April 6, 2025
Habib Rostami

Habib Rostami

Academic Rank: Associate professor
Address:
Degree: Ph.D in Computer Engineering
Phone: 0773
Faculty: Faculty of Intelligent Systems and Data Science

Research

Title
Investigating the use of artificial intelligence in whole-body segmentation, lesion classification, and staging in prostate cancer using GA-PSMA PET/CT images
Type Thesis
Keywords
artificial intelligence, whole-body segmentation, lesion classification, prostate cancer, GA-PSMA PET/CT
Researchers Jafari Esmail (Student) , Majid Assadi (Primary advisor) , Ahmad Keshavarz (Primary advisor) , Habib Rostami (Advisor)

Abstract

In the field of cancer management, understanding the burden and spread of disease is essential for informed clinical decision-making. This thesis focuses on the role of machine learning in analyzing [68Ga]Ga-PSMA PET/CT scans for the diagnosis and assessment of prostate cancer (PC). The first study describes the development of a fully automated deep learning framework for identifying and segmenting malignant lesions in whole-body PET scans using [68Ga]Ga-PSMA-11. In a multicenter study involving 412 patients, this model demonstrated high accuracy in patient-level classification and lesion detection, yielding promising results in extracting quantitative PET biomarkers for evaluating treatment response. The second study investigates the distribution of PSMA in newly diagnosed prostate cancer and its correlation with serum PSA levels and biopsy Gleason Score (GS). Analysis of data from 256 patients revealed significant associations between PET- based parameters and disease characteristics. Machine learning techniques effectively predicted GS and PSA values, emphasizing the utility of [68Ga]Ga-PSMA PET/CT in staging and treatment planning.
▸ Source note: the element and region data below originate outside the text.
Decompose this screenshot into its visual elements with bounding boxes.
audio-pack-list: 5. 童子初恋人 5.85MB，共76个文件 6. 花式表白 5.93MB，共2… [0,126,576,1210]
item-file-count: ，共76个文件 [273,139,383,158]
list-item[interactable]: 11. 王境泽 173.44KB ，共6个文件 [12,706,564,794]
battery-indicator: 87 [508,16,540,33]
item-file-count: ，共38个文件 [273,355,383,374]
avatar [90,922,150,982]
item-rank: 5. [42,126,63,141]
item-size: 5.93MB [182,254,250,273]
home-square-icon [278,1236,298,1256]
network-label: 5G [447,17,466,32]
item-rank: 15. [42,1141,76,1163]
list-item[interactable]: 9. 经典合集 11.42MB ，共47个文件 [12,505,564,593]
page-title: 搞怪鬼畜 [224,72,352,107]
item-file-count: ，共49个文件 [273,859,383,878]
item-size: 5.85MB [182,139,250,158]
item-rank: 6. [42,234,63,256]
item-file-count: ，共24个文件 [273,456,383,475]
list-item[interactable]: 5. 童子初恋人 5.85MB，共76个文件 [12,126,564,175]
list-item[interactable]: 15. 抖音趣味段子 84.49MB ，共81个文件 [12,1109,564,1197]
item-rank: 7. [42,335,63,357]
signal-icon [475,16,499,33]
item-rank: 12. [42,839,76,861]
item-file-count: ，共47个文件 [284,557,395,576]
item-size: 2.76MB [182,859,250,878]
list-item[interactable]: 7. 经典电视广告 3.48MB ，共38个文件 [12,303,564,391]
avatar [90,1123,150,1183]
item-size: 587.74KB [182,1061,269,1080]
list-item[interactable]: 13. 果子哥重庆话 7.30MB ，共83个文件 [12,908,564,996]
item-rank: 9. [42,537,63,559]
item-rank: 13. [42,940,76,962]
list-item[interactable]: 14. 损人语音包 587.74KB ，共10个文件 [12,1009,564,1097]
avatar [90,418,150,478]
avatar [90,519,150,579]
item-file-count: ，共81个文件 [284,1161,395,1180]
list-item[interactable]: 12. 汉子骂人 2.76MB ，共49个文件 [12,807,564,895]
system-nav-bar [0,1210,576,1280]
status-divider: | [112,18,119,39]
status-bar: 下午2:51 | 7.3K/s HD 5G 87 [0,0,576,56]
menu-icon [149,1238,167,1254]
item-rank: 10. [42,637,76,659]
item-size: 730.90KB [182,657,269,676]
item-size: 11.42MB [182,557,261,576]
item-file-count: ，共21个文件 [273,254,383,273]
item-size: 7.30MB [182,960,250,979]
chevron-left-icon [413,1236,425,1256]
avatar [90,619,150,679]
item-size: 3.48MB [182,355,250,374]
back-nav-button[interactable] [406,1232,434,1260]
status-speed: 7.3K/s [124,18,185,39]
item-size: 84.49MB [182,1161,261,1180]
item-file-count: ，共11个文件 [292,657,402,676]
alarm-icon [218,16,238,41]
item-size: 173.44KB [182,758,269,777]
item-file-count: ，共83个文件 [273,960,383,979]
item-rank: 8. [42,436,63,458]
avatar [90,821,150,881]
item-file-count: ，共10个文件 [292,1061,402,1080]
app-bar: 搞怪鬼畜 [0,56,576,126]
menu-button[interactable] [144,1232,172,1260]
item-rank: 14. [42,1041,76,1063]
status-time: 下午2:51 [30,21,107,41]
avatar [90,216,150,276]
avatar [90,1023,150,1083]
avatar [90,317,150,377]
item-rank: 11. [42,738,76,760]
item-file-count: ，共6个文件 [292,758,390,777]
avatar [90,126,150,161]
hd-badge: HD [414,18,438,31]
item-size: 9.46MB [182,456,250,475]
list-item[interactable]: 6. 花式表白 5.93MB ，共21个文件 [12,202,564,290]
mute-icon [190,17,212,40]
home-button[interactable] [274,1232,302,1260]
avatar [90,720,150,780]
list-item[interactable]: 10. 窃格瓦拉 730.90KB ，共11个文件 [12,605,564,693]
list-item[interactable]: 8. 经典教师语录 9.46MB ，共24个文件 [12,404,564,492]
The third study identifies baseline clinical parameters and PET-extracted features that influence PSA response, overall survival, and progression-free survival in patients undergoing treatment with 177Lu-PSMA. Analysis of 125 patients with metastatic hormone-resistant prostate cancer showed that several parameters significantly impacted clinical outcomes. These findings underscore the potential of integrating imaging biomarkers to enhance predictive assessments and guide therapeutic decisions. Overall, this thesis presents methods of image analysis and their applications in improving the diagnosis, staging, and treatment of prostate cancer, highlighting the role of machine learning in developing effective and robust solutions for clinical applications.